The masters in a managed library are stored by import date not creation date.


So if you took a picture in 2001 but import it into Aperture today the master will be in the 2012 folder.


Message was edited by: Frank Caggiano - fix typo

12 replies

Jun 22, 2012 8:28 AM in response to joeholmes

joeholmes wrote:


I keep my Aperture Library as a "managed" library rather than "referenced, so every master image is kept inside the Aperture Library icon.


Not really. The images are all over the drive that the Library lives on. Aperture just points to them as if the Library was a bucket containing the (managed) Masters, but it does not physically do that.


-Allen

Jun 22, 2012 1:32 PM in response to Frank Caggiano

Frank Caggiano wrote:


The masters in a managed library are stored by import date not creation date.



Ah, that would explain a lot. All my images were in a different cataloging app until Aperture was released.


But I'm digging around inside the package and still puzzled -- images inside the folder Aperture Library.aplibrary -> Masters -> 2009 -> 06 -> 14 -> 20090614-214439/ were indeed shot on June 14, 2009. So it appears that those various level folder names reflect image creation date, not the import date.


But I'm still digging around.

Jun 22, 2012 1:35 PM in response to Kirby Krieger

Kirby Krieger wrote:


Anticipating the next question:


OP: why does it matter? what problem are trying to solve? (Note that the Finder itself is just another logical index -- knowing where in Finder your files are tells you very little about where the data is except what drive and volume it is on.)


I keep my Aperture library as managed so I don't have to think about any of the files. But after this upgrade to the latest version 3.3, I had some flakiness with the backup vaults, so I dug into the packages to see if the backups were complete. That's when I discovered that I couldn't account for files before 2008, though as I said, the original RAW camera files successfully export from Aperture...

Jun 22, 2012 1:39 PM in response to SierraDragon

SierraDragon wrote:


joeholmes wrote:


I keep my Aperture Library as a "managed" library rather than "referenced, so every master image is kept inside the Aperture Library icon.


Not really. The images are all over the drive that the Library lives on. Aperture just points to them as if the Library was a bucket containing the (managed) Masters, but it does not physically do that.


-Allen

One thing that lets me sleep well at night is the knowledge that, no matter what happens, the original master raw files are tucked safely away in that Aperture library (and in the backup vaults I keep). But I won't sleep as well if there's no way for me to recover those files as a last resort. All the image files from 2008 on are easy to find, but the rest are a total mystery to me.

Jun 22, 2012 1:46 PM in response to Frank Caggiano

Frank Caggiano wrote:


Strange, I'm not aware of a change in the way Aperture storees the masters.

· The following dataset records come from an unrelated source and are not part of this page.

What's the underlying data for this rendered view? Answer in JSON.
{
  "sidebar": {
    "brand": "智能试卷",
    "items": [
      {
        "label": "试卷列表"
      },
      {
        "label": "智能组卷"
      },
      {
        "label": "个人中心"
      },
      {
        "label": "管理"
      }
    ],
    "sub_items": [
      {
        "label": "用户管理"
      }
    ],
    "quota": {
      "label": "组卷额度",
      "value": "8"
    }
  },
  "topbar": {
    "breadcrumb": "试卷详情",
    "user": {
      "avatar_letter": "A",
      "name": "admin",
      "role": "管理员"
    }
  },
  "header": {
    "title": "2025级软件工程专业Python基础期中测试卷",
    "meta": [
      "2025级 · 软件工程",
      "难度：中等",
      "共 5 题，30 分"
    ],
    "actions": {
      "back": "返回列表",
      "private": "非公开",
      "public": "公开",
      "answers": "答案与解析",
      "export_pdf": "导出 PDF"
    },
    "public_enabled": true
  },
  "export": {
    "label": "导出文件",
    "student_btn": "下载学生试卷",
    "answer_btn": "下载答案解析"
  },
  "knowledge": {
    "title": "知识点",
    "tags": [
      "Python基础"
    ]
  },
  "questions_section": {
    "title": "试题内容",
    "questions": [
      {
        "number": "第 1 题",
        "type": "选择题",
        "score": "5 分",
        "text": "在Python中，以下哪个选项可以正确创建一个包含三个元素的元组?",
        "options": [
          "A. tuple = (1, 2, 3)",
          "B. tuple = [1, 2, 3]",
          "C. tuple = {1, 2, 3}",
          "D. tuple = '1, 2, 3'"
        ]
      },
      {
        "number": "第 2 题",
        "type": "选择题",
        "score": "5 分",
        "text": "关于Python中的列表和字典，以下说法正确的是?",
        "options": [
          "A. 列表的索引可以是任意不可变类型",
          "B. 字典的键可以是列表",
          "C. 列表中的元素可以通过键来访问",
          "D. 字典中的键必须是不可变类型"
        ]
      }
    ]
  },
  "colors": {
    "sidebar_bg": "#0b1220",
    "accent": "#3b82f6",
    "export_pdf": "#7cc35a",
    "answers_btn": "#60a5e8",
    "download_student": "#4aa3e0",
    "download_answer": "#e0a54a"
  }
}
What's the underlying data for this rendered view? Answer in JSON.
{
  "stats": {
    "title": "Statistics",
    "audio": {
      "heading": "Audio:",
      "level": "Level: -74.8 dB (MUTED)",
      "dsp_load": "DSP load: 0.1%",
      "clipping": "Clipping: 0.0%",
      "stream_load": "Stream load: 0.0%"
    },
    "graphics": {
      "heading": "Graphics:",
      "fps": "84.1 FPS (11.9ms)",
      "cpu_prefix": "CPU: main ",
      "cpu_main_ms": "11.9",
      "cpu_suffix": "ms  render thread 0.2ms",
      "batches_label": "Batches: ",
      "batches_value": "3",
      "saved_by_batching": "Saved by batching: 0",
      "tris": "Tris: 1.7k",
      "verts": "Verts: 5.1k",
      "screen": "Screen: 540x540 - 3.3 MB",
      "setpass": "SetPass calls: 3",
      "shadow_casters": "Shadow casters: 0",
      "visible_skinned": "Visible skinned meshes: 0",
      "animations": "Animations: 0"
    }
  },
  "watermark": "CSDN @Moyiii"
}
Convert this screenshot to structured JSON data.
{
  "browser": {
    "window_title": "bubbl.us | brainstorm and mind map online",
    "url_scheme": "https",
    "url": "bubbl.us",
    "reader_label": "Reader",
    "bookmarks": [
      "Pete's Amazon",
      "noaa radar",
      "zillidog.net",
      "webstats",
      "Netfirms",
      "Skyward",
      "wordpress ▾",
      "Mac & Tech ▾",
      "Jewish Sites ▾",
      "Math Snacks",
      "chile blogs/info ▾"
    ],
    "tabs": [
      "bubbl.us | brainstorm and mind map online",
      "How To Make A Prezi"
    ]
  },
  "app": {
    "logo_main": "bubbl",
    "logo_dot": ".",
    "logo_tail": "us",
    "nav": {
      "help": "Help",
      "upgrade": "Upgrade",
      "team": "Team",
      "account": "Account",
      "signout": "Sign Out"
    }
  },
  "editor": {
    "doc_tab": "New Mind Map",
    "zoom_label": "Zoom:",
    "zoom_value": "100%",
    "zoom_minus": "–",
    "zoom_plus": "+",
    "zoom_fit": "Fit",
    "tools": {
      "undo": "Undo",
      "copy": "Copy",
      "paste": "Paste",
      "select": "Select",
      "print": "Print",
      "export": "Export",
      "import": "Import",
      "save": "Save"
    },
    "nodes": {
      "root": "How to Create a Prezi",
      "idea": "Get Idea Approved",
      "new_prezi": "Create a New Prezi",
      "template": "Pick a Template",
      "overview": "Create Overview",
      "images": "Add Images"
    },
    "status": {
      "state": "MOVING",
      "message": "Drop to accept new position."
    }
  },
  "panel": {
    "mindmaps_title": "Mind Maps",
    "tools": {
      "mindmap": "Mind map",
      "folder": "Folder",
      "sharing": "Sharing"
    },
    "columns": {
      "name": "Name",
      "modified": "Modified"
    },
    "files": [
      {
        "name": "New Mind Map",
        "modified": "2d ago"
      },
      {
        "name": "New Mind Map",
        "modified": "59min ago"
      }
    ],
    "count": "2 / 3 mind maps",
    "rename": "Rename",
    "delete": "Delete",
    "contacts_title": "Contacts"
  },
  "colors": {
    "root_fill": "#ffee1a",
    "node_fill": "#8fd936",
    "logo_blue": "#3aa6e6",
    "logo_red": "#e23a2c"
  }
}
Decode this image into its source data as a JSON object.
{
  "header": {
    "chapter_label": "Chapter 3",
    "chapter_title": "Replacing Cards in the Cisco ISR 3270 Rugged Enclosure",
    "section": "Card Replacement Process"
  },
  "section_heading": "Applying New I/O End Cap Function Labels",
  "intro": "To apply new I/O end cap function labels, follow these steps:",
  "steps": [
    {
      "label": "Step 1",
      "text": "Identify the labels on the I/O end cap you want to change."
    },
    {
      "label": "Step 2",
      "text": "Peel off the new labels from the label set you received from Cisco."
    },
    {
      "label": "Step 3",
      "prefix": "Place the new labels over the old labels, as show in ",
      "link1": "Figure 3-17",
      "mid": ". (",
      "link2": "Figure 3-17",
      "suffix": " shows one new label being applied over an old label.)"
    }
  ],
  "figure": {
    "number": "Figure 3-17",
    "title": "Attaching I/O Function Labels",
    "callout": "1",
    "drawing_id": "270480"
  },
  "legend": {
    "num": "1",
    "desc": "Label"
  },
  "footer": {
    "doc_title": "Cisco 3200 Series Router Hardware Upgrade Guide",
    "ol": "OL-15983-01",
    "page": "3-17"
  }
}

I just looked in one of my libraries that I updated to 3.3 and it still appears to be doing it the way I described.


When were those imported and were they imported from a camera or from the file system?


Also when did you start using Aperture (any version)?

It's possible we're both right -- the reason the images are filed by the date of their creation is probably because I imported them the same day I shot them. So it would only look like the folder structure was based on image creation date.


Still, digging around through the folders, so far I can't find any that are older than the 2008 files.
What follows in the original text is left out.